Anche la Bulgaria vuole diventare un po’ più indipendente sotto il profilo energetico (a fine maggio ha firmato con la Chevron la sua prima concessione per lo shale gas), sfruttando le proprie riserve di «gas non convenzionale». Così, come dalle sabbie petrolifere del Canada si ricava il cosiddetto petrolio non convenzionale (perché non sgorga dal terreno, ma bisogna separarlo dalla terra), anche il mercato del gas ha adottato gli effetti speciali, pur di fronteggiare la disperata ricerca di nuovi idrocarburi. Se poi gli idrocarburi possono transitare dallo stato gassoso a quello liquido, meglio ancora.

Ed ecco la cattiva notizia.

Pochi giorni fa, la Pennsylvania ha multato la Chesapeake Energy per un milione di dollari, dopo che aveva inquinato la falda acquifera di sedici famiglie. E l’opinione pubblica americana ora legge i reportage del New York Times sulle famiglie della Pennsylvania (molte più di sedici) che hanno il metano che esce dai rubinetti. E un ramo del Parlamento francese, prima ancora che qualcuno pensasse di cercare il gas sotto i suoli d’Oltralpe, ha appena approvato una legge per bandire il fracking, tout-court.

Ma le considerazioni ambientali sull’estrazione dello shale gas sono ben più complesse: c’è anche la variabile del riscaldamento climatico prodotto dall’anidride carbonica nell’atmosfera che le Nazioni Unite, seppur recalcitranti, dicono di voler contenere. E qui, ci sono pochi dubbi: producendo energia dal gas, invece che dal carbone, l’impatto sull’effetto-serra è minore. Peccato che, in un recente studio, Robert Horwath della Cornell University abbia rovesciato l’equazione: con la tecnologia del fracking, ci sono delle fuoriuscite di metano nell’atmosfera. Il quale, ha un potenziale-serra 25 volte superiore alla CO2. Quindi, a suo parere, il gas delle rocce non è molto più "sostenibile" del carbone.
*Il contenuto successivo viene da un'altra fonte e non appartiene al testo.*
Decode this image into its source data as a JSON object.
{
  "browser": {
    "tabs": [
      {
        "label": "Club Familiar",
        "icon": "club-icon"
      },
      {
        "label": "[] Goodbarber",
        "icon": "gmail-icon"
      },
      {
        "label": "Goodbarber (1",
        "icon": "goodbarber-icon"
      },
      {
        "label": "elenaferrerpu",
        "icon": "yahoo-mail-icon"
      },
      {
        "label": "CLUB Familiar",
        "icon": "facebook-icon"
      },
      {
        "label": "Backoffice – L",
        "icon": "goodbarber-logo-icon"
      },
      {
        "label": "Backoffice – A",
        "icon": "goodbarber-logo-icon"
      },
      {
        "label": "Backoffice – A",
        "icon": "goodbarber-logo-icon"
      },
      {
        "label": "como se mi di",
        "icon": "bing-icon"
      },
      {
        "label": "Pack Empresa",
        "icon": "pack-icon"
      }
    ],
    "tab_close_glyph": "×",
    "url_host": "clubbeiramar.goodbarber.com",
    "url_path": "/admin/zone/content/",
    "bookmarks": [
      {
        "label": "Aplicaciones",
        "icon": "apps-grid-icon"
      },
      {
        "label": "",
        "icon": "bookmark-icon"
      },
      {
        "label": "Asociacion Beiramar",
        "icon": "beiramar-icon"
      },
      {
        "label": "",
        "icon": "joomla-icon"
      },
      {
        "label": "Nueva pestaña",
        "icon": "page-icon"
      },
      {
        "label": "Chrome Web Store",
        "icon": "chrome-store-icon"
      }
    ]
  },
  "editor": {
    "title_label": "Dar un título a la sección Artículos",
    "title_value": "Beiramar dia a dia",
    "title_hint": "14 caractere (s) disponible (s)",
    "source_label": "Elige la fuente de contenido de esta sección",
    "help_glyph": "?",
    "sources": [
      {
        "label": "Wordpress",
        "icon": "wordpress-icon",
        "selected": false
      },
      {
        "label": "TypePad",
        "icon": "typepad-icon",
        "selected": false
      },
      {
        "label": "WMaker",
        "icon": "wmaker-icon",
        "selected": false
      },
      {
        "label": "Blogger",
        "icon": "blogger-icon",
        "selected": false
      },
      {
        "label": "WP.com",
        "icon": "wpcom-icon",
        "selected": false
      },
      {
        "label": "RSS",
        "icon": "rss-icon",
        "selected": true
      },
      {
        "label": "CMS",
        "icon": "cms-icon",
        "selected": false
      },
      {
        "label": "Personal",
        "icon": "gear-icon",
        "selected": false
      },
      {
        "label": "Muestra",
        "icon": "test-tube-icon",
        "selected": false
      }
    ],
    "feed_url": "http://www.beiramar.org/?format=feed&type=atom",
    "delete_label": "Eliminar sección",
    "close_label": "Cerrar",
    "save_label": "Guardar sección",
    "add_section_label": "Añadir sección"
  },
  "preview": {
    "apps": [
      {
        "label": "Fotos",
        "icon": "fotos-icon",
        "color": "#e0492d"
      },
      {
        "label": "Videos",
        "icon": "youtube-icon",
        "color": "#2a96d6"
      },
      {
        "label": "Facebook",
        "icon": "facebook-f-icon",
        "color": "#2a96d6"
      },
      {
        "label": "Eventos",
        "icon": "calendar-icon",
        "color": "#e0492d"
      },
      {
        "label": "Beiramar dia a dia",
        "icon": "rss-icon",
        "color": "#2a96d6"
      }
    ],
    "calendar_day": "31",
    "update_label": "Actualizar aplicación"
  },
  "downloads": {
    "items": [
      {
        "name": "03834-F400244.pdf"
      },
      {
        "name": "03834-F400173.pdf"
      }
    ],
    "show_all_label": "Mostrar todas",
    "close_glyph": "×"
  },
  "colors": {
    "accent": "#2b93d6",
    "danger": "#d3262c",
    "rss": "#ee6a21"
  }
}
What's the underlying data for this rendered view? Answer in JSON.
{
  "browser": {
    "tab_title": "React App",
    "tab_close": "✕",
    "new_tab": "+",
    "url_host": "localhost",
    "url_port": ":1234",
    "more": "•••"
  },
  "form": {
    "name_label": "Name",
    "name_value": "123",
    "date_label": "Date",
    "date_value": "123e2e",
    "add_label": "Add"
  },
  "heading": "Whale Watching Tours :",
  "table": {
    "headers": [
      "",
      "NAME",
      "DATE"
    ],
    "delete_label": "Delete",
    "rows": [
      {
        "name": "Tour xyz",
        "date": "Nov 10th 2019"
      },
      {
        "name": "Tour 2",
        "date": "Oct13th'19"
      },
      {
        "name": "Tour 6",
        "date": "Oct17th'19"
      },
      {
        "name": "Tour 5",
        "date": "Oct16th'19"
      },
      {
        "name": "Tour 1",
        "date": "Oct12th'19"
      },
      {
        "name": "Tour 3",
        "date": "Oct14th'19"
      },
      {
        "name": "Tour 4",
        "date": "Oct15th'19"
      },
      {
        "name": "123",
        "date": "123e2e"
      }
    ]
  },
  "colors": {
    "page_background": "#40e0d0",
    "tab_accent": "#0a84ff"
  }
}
Il segretario americano all’Energia, il premio Nobel per la fisica Steven Chu, ha istituito una commissione che, nel giro di qualche mese, dovrà dare indicazioni sulle procedure di sicurezza da adottare per il fracking. Lo stesso Chu, forse il ministro dell’energia più consapevole dei rischi connessi all’uso dei combustibili fossili che ci sia al mondo, deve fare buon visto a cattivo gioco: appena quattro anni fa, si parlava della necessità di costruire 44 nuovi terminali per l’Lgn, il gas naturale liquefatto che doveva arrivare via nave perché il fabbisogno aumentava e le risorse nazionali diminuivano. Oggi, grazie alle nuove tecnologie per estrarre lo shale gas, l’America ha trovato una cornucopia di energia. E, come al solito, di contraddizioni.